Detroit Pistons Hall of Famer Chauncey Billups has been arrested as part of a federal gambling probe.
Billups is among more than 30 people arrested in two criminal cases alleging sprawling separate schemes to rake in millions by rigging sports bets and poker games involving Mafia families, federal authorities said.
Billups was charged with participating in a conspiracy to fix high-stakes card games in Las Vegas, Miami, Manhattan and the Hamptons that were backed by La Cosa Nostra crime families.
The NBA said it is cooperating with authorities.
The league has suspended Billups from his job as the head coach of the Portland trail Blazers. Billups was inducted into the Basketball Hall of Fame last year.

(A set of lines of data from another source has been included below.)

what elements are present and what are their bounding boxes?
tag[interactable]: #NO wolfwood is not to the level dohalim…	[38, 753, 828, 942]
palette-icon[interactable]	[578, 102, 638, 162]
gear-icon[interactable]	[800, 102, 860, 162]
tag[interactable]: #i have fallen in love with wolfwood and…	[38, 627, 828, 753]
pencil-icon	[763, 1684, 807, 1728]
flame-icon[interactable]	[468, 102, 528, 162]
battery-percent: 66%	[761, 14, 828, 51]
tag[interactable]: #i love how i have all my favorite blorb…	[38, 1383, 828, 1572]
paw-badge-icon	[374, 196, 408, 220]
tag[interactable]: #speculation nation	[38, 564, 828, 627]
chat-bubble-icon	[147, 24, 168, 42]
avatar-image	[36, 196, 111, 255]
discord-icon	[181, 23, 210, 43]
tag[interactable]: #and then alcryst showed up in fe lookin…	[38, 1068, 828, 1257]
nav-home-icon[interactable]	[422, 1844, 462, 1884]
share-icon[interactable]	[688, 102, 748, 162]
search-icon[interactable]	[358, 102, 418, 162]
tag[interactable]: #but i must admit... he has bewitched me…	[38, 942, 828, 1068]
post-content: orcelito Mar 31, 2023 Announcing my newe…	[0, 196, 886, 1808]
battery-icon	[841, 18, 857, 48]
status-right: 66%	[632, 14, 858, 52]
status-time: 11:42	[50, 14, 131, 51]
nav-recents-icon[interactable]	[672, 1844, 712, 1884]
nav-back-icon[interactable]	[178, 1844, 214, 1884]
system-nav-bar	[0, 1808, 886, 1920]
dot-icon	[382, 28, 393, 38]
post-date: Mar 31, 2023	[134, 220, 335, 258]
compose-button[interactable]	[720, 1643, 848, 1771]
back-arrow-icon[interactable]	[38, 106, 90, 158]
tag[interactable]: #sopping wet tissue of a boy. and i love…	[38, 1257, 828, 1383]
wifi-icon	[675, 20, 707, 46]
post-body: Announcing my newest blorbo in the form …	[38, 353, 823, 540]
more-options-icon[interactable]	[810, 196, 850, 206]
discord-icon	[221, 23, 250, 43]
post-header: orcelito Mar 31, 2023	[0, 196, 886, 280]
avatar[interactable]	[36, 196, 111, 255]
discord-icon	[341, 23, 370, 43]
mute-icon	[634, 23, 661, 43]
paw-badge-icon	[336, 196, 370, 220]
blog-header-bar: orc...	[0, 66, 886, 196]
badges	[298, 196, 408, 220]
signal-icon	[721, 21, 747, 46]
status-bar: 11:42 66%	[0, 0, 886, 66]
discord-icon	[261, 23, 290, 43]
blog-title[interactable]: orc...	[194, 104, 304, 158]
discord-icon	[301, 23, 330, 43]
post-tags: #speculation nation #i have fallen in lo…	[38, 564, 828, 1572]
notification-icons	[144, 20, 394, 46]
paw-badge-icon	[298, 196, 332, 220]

The FBI alleges the poker scheme cheated at least $7 million out of unsuspecting gamblers who were lured into rigged games with the chance to compete against former professional basketball players like Billups. The games were rigged using sophisticated cheating technology, such as altered card-shuffling machines, hidden cameras in poker chip trays, special sunglasses and even X-ray equipment built into the table to read the cards of unsuspecting players.
Once the targeted victims — known as “fish” — lost, the mafia used extortion and violence to make sure they paid their gambling debts.
The rigged poker scheme often made use of preexisting illegal poker games run by New York crime families that required them to share a portion of their proceeds with the Gambino, Genovese and Bonnano families, according to court papers.
Members of those families, in turn, also helped commit violent acts, including assault, extortion and robbery, to ensure repayment of debts and the continued success of the operation, officials said in court documents.